La philosophie m’a toujours attirée parce qu’elle propose une réflexion différente sur le monde et assume la folle ambition de vouloir le saisir et le comprendre de manière rationnelle. Elle alimente nos doutes, nous aide à développer un esprit critique, attise notre curiosité et nous pousse à acquérir des connaissances dans de nombreux domaines. C’est même elle qui a initialement attiré mon attention vers le Mexique lorsqu’un de nos professeurs au cégep nous avait parlé de Carlos Castenada qui avait réfléchi sur le statut de la perception à l’occasion d’expériences mystiques.
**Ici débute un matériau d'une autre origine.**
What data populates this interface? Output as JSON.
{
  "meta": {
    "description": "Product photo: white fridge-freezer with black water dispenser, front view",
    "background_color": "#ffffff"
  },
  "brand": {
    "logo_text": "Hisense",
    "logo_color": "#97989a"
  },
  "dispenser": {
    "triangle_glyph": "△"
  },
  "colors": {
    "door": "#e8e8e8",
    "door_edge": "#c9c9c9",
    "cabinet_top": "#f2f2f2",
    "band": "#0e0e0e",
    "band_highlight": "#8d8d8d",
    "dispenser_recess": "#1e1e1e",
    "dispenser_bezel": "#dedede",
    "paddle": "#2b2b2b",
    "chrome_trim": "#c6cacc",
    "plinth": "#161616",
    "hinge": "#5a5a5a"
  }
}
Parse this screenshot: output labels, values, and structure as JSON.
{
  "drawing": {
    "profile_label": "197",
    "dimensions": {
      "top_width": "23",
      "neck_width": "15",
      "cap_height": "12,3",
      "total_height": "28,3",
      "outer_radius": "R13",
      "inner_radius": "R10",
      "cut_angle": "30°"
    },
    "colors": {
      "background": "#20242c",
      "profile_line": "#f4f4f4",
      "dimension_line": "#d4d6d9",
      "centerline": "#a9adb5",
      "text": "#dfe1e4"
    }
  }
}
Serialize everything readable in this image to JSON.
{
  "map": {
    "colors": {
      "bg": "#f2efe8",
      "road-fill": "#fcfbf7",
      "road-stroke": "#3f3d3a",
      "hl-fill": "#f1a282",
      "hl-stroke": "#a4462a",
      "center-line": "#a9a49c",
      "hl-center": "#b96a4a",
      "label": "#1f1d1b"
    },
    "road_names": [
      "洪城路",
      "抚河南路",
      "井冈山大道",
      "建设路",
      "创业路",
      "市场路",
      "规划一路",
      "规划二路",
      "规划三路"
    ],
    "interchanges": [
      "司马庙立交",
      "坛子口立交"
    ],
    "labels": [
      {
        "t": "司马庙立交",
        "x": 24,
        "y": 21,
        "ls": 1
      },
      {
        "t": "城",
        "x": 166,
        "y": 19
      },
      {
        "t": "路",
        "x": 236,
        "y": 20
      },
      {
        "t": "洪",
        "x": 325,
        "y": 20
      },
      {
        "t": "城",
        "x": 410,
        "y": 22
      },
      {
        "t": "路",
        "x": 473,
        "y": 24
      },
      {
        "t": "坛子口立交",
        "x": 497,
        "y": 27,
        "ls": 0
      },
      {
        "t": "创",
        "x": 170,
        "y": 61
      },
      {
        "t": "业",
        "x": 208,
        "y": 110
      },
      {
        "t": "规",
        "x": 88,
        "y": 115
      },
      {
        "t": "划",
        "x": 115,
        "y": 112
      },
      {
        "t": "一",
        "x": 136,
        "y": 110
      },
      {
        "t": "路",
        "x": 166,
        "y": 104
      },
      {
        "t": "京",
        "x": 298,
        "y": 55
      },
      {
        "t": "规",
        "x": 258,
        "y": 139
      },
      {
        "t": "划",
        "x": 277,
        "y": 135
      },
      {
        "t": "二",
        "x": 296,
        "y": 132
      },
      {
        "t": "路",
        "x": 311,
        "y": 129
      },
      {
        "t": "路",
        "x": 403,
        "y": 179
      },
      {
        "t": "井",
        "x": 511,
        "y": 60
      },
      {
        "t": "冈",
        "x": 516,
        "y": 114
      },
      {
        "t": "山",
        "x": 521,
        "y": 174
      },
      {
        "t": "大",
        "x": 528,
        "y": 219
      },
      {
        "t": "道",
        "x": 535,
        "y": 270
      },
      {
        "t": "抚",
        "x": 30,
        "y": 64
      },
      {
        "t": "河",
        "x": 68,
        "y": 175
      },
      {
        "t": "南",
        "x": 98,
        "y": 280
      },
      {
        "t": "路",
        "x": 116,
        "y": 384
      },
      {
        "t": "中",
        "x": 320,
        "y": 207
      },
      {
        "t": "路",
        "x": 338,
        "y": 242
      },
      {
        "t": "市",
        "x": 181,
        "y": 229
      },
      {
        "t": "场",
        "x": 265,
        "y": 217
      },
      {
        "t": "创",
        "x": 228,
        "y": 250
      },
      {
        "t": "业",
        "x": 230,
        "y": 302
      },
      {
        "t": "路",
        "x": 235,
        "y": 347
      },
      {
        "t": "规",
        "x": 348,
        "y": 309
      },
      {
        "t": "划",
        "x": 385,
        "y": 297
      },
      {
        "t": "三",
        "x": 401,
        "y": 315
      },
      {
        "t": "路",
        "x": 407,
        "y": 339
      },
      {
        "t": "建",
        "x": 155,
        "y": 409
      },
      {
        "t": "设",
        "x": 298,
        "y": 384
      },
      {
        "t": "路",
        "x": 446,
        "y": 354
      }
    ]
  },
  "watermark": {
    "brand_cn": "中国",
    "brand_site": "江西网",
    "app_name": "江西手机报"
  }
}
J’ai par la suite lu Cent ans de solitude de Gabriel Garcia Marquez, et je me souviens avoir été vivement marquée par les couleurs, l’omniprésence de la nature, le chamanisme, la chute des conventions et des repères connus.

Ce sont donc ces deux auteurs, un anthropologue et un littéraire, qui ont nourri mon imaginaire latino-américain et ont fait naître en moi l’envie de découvrir un nouveau monde. Je suis aussitôt partie au Mexique, d’abord en voyage touristique avec des amis, puis en voyage d’études à l’Université nationale autonome de Mexico pour suivre un programme d’immersion et terminer mon projet de fin de bac qui portait sur l’émergence et le développement de la philosophie au Mexique. Ce furent cinq mois inoubliables où j’ai appris une langue et apprivoisé une culture nouvelle et différente de la mienne.

Professeure de géographie

Marie-Élaine

La géographie… Pourquoi ? Pour découvrir le monde. Le monde et ses reliefs mais aussi le monde et ses peuples, ses cultures.

Puebla… Pourquoi ? Pour sa richesse architecturale, sa richesse urbaine toute en couleurs, toute en contrastes et la richesse de ses habitants à l’image d’un Mexique en pleine transformation.

L’enseignement… Pourquoi ? Pour partager cette passion de la géographie qui m’anime. C’est aussi et surtout pour être complice des étudiants qui partent à la rencontre d’un autre monde.